Thursday, September 24, 2009

When I saw Fafner in fansubs a few years back, it didn't impress me. It was yet another Evangelion/Rahxephon clone with a horribly confusing mass of in-media-res unexplained technobabble & a swarm of interchangeable characters made indistinguishable by a particularly poor implementation of Hisashi Hirai's usual polished but identical character designs. I only got about five or six episodes in before giving it up as impenetrable and gnostic. Despite all that, I bought the Geneon DVDs in a recent 25-for-$100 sale anyways. I just got around to watching them.
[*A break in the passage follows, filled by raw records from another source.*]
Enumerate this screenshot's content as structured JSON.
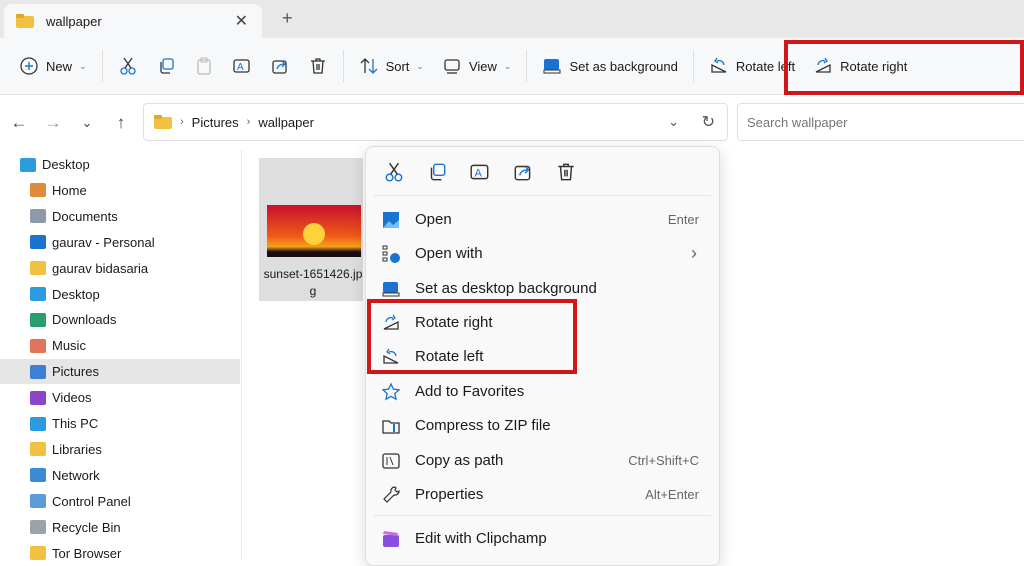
{
  "tab": {
    "title": "wallpaper",
    "close": "✕",
    "new": "+"
  },
  "toolbar": {
    "new": "New",
    "sort": "Sort",
    "view": "View",
    "set_background": "Set as background",
    "rotate_left": "Rotate left",
    "rotate_right": "Rotate right"
  },
  "nav": {
    "back": "←",
    "forward": "→",
    "recent": "⌄",
    "up": "↑",
    "path": [
      "Pictures",
      "wallpaper"
    ],
    "search_placeholder": "Search wallpaper"
  },
  "sidebar": {
    "items": [
      {
        "label": "Desktop",
        "color": "#2b9be0"
      },
      {
        "label": "Home",
        "color": "#e08a3c"
      },
      {
        "label": "Documents",
        "color": "#8d99a6"
      },
      {
        "label": "gaurav - Personal",
        "color": "#1a73d1"
      },
      {
        "label": "gaurav bidasaria",
        "color": "#f3c142"
      },
      {
        "label": "Desktop",
        "color": "#2b9be0"
      },
      {
        "label": "Downloads",
        "color": "#2a9d6c"
      },
      {
        "label": "Music",
        "color": "#e0735a"
      },
      {
        "label": "Pictures",
        "color": "#3d7fd6"
      },
      {
        "label": "Videos",
        "color": "#8a45c9"
      },
      {
        "label": "This PC",
        "color": "#2b9be0"
      },
      {
        "label": "Libraries",
        "color": "#f3c142"
      },
      {
        "label": "Network",
        "color": "#3a8ad6"
      },
      {
        "label": "Control Panel",
        "color": "#5c9bd6"
      },
      {
        "label": "Recycle Bin",
        "color": "#9aa4ad"
      },
      {
        "label": "Tor Browser",
        "color": "#f3c142"
      }
    ]
  },
  "file": {
    "name": "sunset-1651426.jpg"
  },
  "menu": {
    "items": [
      {
        "label": "Open",
        "shortcut": "Enter"
      },
      {
        "label": "Open with",
        "shortcut": "›"
      },
      {
        "label": "Set as desktop background",
        "shortcut": ""
      },
      {
        "label": "Rotate right",
        "shortcut": ""
      },
      {
        "label": "Rotate left",
        "shortcut": ""
      },
      {
        "label": "Add to Favorites",
        "shortcut": ""
      },
      {
        "label": "Compress to ZIP file",
        "shortcut": ""
      },
      {
        "label": "Copy as path",
        "shortcut": "Ctrl+Shift+C"
      },
      {
        "label": "Properties",
        "shortcut": "Alt+Enter"
      },
      {
        "label": "Edit with Clipchamp",
        "shortcut": ""
      }
    ]
  },
  "colors": {
    "highlight": "#d0161a",
    "accent": "#1a73d1"
  }
}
Boy, did *that* show improve wildly in the second half. The first half's a terrible slog, full of difficult-to-understand characters & outright unlikeable characters. The writing's also kind of slap-dash and unhelpful right up to episode fourteen or so. By that point, however, they've killed off, exiled, or otherwise banished all the annoying characters, and explained the motivations of the confusing characters. More importantly, I think, I could finally remember everybody's names.

Suddenly, everything falls into place, and Fafner goes from dull giant robot knock-off to full-caps AWESOME. The philosophy stops being gnomic, and settles into a thoughtful, non-denominational Shinto vs. nihilistic Buddhist groove. Deaths and battles stop being pointless, and gain resonance and tragic depth. Everybody takes a level in charisma, and the token chick suddenly turns into a cold-blooded godlike sniping killing machine. The Girl in a Box climbs out of her box and turns into a Card-Carrying Deity - to the point that there's an objection during a court-martial that "you can't let God testify in court!' She has at least three distinct Crowning Moments of Awesome by my count. Tsubaki basically steals the show away from the yaoi-bait protagonists.

Even the ending rocked. Fafner's a classic instance of Growing the Beard.